Back to that incredibly tough league, then the same dilemma in the F.A. Cup. Back to the league….you get the picture. Then, after all that, when our teams then have to go and play in Europe frankly they are shattered! Our league system is one to be hugely proud of. Here, we have 20 Premier League teams every year who can perform to a high physical standard and another 5 or 6 waiting in the wings of the Championship. The competition is so deep; there are no easy games and virtually no chance for our teams to enter a European fixture at 100% fitness.
Given how much we love our leagues there’s no way we can, or should, make them easier. We will only be winning European trophies regularly when we learn that Spain has mastered the simple art of player exchange. In recent times many a big name has crossed from La Liga to the Premier League or vice-versa. There have been some wins for English clubs, Sergio Aguero being an obvious one, but most are questionable and in general the Spanish are winning that particular battle.

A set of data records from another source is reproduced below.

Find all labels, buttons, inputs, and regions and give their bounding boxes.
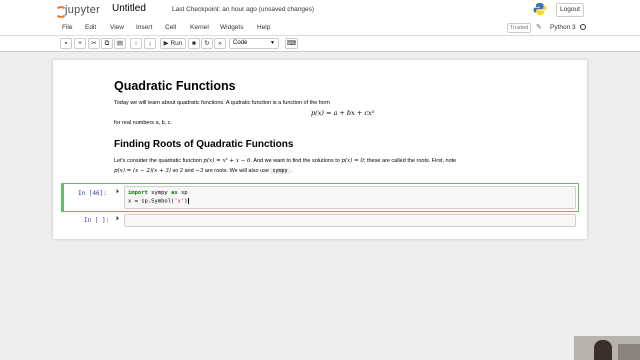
real-numbers-text: for real numbers a, b, c. [114, 120, 173, 126]
paste-button[interactable]: ▤ [114, 38, 126, 49]
para1-math1: p(x) = x² + x − 6 [203, 158, 251, 164]
menu-insert[interactable]: Insert [136, 24, 152, 31]
plus-icon: + [78, 40, 82, 47]
jupyter-logo-icon [55, 4, 67, 18]
move-up-button[interactable]: ↑ [130, 38, 142, 49]
insert-cell-button[interactable]: + [74, 38, 86, 49]
menu-file[interactable]: File [62, 24, 72, 31]
menu-cell[interactable]: Cell [165, 24, 176, 31]
kernel-name: Python 3 [550, 24, 576, 31]
checkpoint-status: Last Checkpoint: an hour ago (unsaved ch… [172, 6, 315, 13]
para2-math: p(x) = (x − 2)(x + 3) [114, 168, 172, 174]
arrow-up-icon: ↑ [134, 40, 138, 47]
para1-math2: p(x) = 0 [341, 158, 364, 164]
restart-button[interactable]: ↻ [201, 38, 213, 49]
cell-type-value: Code [233, 40, 248, 46]
notebook-title[interactable]: Untitled [112, 3, 146, 14]
para1-text-b: . And we want to find the solutions to [250, 158, 342, 164]
para1-text-c: ; these are called the roots. First, not… [363, 158, 457, 164]
code-string: 'x' [174, 198, 185, 205]
command-palette-button[interactable]: ⌨ [285, 38, 298, 49]
menu-bar: File Edit View Insert Cell Kernel Widget… [0, 20, 640, 36]
code-editor-empty[interactable] [124, 214, 576, 227]
jupyter-logo[interactable]: jupyter [55, 2, 100, 18]
save-button[interactable]: ▪ [60, 38, 72, 49]
stop-icon: ■ [192, 40, 196, 47]
text-cursor [187, 198, 189, 204]
para1-text-a: Let's consider the quadratic function [114, 158, 204, 164]
move-down-button[interactable]: ↓ [144, 38, 156, 49]
cell-selection-bar [61, 183, 64, 212]
roots-paragraph-line1: Let's consider the quadratic function p(… [114, 158, 456, 164]
roots-paragraph-line2: p(x) = (x − 2)(x + 3) so 2 and −3 are ro… [114, 168, 293, 174]
edit-pencil-icon[interactable]: ✎ [536, 23, 542, 31]
code-keyword: as [171, 190, 178, 196]
keyboard-icon: ⌨ [286, 40, 297, 47]
restart-icon: ↻ [204, 40, 210, 47]
save-icon: ▪ [64, 40, 68, 47]
webcam-overlay [574, 336, 640, 360]
cut-icon: ✂ [91, 40, 97, 47]
cell-type-select[interactable]: Code ▼ [229, 38, 279, 49]
para2-end: . [289, 168, 293, 174]
markdown-heading: Quadratic Functions [114, 79, 236, 93]
kernel-status-icon [580, 24, 586, 30]
header-bar: jupyter Untitled Last Checkpoint: an hou… [0, 0, 640, 20]
menu-view[interactable]: View [110, 24, 124, 31]
para2-text-a: so 2 and [171, 168, 196, 174]
menu-help[interactable]: Help [257, 24, 270, 31]
logout-button[interactable]: Logout [556, 3, 584, 17]
cell-prompt: In [46]: [78, 190, 107, 197]
menu-kernel[interactable]: Kernel [190, 24, 209, 31]
run-button[interactable]: ▶ Run [160, 38, 186, 49]
restart-run-all-button[interactable]: » [214, 38, 226, 49]
markdown-subheading: Finding Roots of Quadratic Functions [114, 139, 294, 150]
run-icon: ▶ [163, 40, 169, 47]
code-line-2: x = sp.Symbol('x') [128, 198, 189, 205]
code-text: x = sp.Symbol( [128, 198, 175, 205]
code-text: sympy [147, 190, 172, 196]
toolbar: ▪ + ✂ ⧉ ▤ ↑ ↓ ▶ Run ■ ↻ » ⌨ [0, 36, 640, 52]
sympy-inline-code: sympy [270, 168, 290, 174]
intro-text: Today we will learn about quadratic func… [114, 100, 330, 106]
code-keyword: import [128, 190, 148, 196]
code-line-1: import sympy as sp [128, 190, 188, 196]
copy-icon: ⧉ [104, 40, 110, 47]
arrow-down-icon: ↓ [148, 40, 152, 47]
menu-edit[interactable]: Edit [85, 24, 96, 31]
interrupt-button[interactable]: ■ [188, 38, 200, 49]
fast-forward-icon: » [218, 40, 222, 47]
run-label: Run [170, 40, 183, 47]
chevron-down-icon: ▼ [270, 40, 275, 46]
para2-text-b: are roots. We will also use [203, 168, 271, 174]
paste-icon: ▤ [116, 40, 124, 47]
code-editor[interactable]: import sympy as sp x = sp.Symbol('x') [124, 186, 576, 209]
python-logo-icon [533, 3, 547, 15]
run-cell-icon[interactable]: ⏵ [116, 189, 119, 196]
menu-widgets[interactable]: Widgets [220, 24, 243, 31]
copy-button[interactable]: ⧉ [101, 38, 113, 49]
trusted-badge[interactable]: Trusted [507, 23, 531, 33]
formula: p(x) = a + bx + cx² [311, 109, 375, 117]
cut-button[interactable]: ✂ [88, 38, 100, 49]
cell-prompt-empty: In [ ]: [84, 217, 110, 224]
code-text: sp [177, 190, 188, 196]
jupyter-logo-text: jupyter [65, 4, 101, 16]
run-cell-icon[interactable]: ⏵ [116, 216, 119, 223]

Manchester City, English champions no less, are not the same side without Yaya Toure or David Silva. These are two good players, no question. However, they, along with Jesus Navas, left Spain for England without the big Spanish teams wishing to play them in their side. No matter how much you think of that trio, the brutal fact is that they were not considered good enough by Real and Barca. Mesut Ozil and even Angel Di Maria were considered surplus. As was Cesc Fabregas. When Juan Mata and David Villa were tearing up defences together in Valencia, Barcelona broke their backs to make sure they secured Villa’s services. Mata? No thanks. He went to England. Negredo, Soldado, there’s more. Not only were the big two in Spain passing on these players but over a course of time they bought back Pique, brought over Ronaldo and Bale and even signed the Count himself, Luis Suarez. These were not players that their English employers could easily afford to lose. In fact in the case of those last three they were their respective clubs’ best players and arguably best in the league at the time.
Is our league a competitive beast to be proud of, or is it just a European suicide mission? Our clubs are competing in triathlons before Champions League games while the others are running in 100-metre sprints. Until English clubs can learn to get tough with their contracted players and their suitors as well as stop being tempted by players deemed not good enough to play for their main European rivals they will never wrestle control from Spain. And we haven’t even started on Bayern Munich yet!